Kidd Jeffrey M, Sharpton Thomas J, Bobo Dean, Norman Paul J, Martin Alicia R, Carpenter Meredith L, Sikora Martin, Gignoux Christopher R, Nemat-Gorgani Neda, Adams Alexandra, Guadalupe Moraima, Guo Xiaosen, Feng Qiang, Li Yingrui, Liu Xiao, Parham Peter, Hoal Eileen G, Feldman Marcus W, Pollard Katherine S, Wall Jeffrey D, Bustamante Carlos D, Henn Brenna M
Department of Genetics, Stanford University, Stanford, CA 94305, USA.
BMC Genomics. 2014 Apr 4;15:262. doi: 10.1186/1471-2164-15-262.
Targeted capture of genomic regions reduces sequencing cost while generating higher coverage by allowing biomedical researchers to focus on specific loci of interest, such as exons. Targeted capture also has the potential to facilitate the generation of genomic data from DNA collected via saliva or buccal cells. DNA samples derived from these cell types tend to have a lower human DNA yield, may be degraded from age and/or have contamination from bacteria or other ambient oral microbiota. However, thousands of samples have been previously collected from these cell types, and saliva collection has the advantage that it is a non-invasive and appropriate for a wide variety of research.
We demonstrate successful enrichment and sequencing of 15 South African KhoeSan exomes and 2 full genomes with samples initially derived from saliva. The expanded exome dataset enables us to characterize genetic diversity free from ascertainment bias for multiple KhoeSan populations, including new exome data from six HGDP Namibian San, revealing substantial population structure across the Kalahari Desert region. Additionally, we discover and independently verify thirty-one previously unknown KIR alleles using methods we developed to accurately map and call the highly polymorphic HLA and KIR loci from exome capture data. Finally, we show that exome capture of saliva-derived DNA yields sufficient non-human sequences to characterize oral microbial communities, including detection of bacteria linked to oral disease (e.g. Prevotella melaninogenica). For comparison, two samples were sequenced using standard full genome library preparation without exome capture and we found no systematic bias of metagenomic information between exome-captured and non-captured data.
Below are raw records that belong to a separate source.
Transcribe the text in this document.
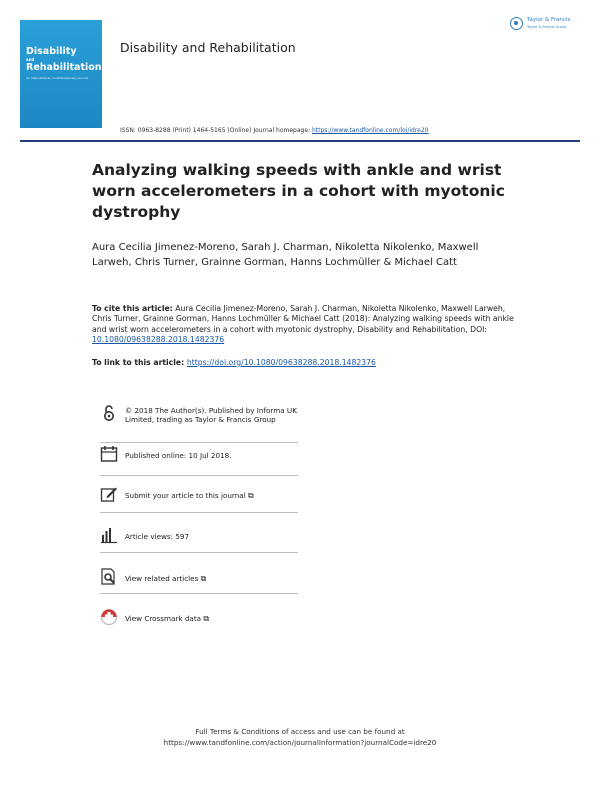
Disability
and
Rehabilitation
An international, multidisciplinary journal
Disability and Rehabilitation
Taylor & Francis
Taylor & Francis Group
ISSN: 0963-8288 (Print) 1464-5165 (Online) Journal homepage: https://www.tandfonline.com/loi/idre20
Analyzing walking speeds with ankle and wrist worn accelerometers in a cohort with myotonic dystrophy
Aura Cecilia Jimenez-Moreno, Sarah J. Charman, Nikoletta Nikolenko, Maxwell Larweh, Chris Turner, Grainne Gorman, Hanns Lochmüller & Michael Catt
To cite this article: Aura Cecilia Jimenez-Moreno, Sarah J. Charman, Nikoletta Nikolenko, Maxwell Larweh, Chris Turner, Grainne Gorman, Hanns Lochmüller & Michael Catt (2018): Analyzing walking speeds with ankle and wrist worn accelerometers in a cohort with myotonic dystrophy, Disability and Rehabilitation, DOI: 10.1080/09638288.2018.1482376
To link to this article: https://doi.org/10.1080/09638288.2018.1482376
© 2018 The Author(s). Published by Informa UK Limited, trading as Taylor & Francis Group
Published online: 10 Jul 2018.
Submit your article to this journal ⧉
Article views: 597
View related articles ⧉
View Crossmark data ⧉
Full Terms & Conditions of access and use can be found at
https://www.tandfonline.com/action/journalInformation?journalCode=idre20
DNA from human saliva samples, collected and extracted using standard procedures, can be used to successfully sequence high quality human exomes, and metagenomic data can be derived from non-human reads. We find that individuals from the Kalahari carry a higher oral pathogenic microbial load than samples surveyed in the Human Microbiome Project. Additionally, rare variants present in the exomes suggest strong population structure across different KhoeSan populations.
通过使生物医学研究人员能够专注于特定的感兴趣位点(如外显子),基因组区域的靶向捕获降低了测序成本,同时产生了更高的覆盖率。靶向捕获还有助于从通过唾液或颊细胞收集的DNA中生成基因组数据。源自这些细胞类型的DNA样本往往人类DNA产量较低,可能因时间而降解和/或受到细菌或其他口腔微生物群的污染。然而,此前已经从这些细胞类型中收集了数千个样本,并且唾液收集具有非侵入性且适用于广泛研究的优点。
我们展示了使用最初源自唾液的样本成功富集和测序15个南非科伊桑人的外显子组以及2个全基因组。扩展的外显子组数据集使我们能够在无确定偏差的情况下表征多个科伊桑人群的遗传多样性,包括来自六个HGDP纳米比亚桑人的新外显子组数据,揭示了喀拉哈里沙漠地区的大量种群结构。此外,我们使用我们开发的方法发现并独立验证了31个先前未知的杀伤细胞免疫球蛋白样受体(KIR)等位基因,该方法用于从外显子捕获数据中准确映射和调用高度多态的人类白细胞抗原(HLA)和KIR基因座。最后,我们表明源自唾液的DNA的外显子捕获产生了足够的非人类序列来表征口腔微生物群落,包括检测与口腔疾病相关的细菌(如产黑色素普雷沃菌)。为了进行比较,使用标准全基因组文库制备方法对两个样本进行了测序,未进行外显子捕获,并且我们发现外显子捕获数据和未捕获数据之间的宏基因组信息没有系统偏差。
使用标准程序收集和提取的人类唾液样本中的DNA可用于成功测序高质量的人类外显子组,并且宏基因组数据可从非人类读数中获得。我们发现喀拉哈里沙漠地区的个体比人类微生物组计划中调查的样本携带更高的口腔致病微生物负荷。此外,外显子组中存在的罕见变异表明不同科伊桑人群之间存在强大的种群结构。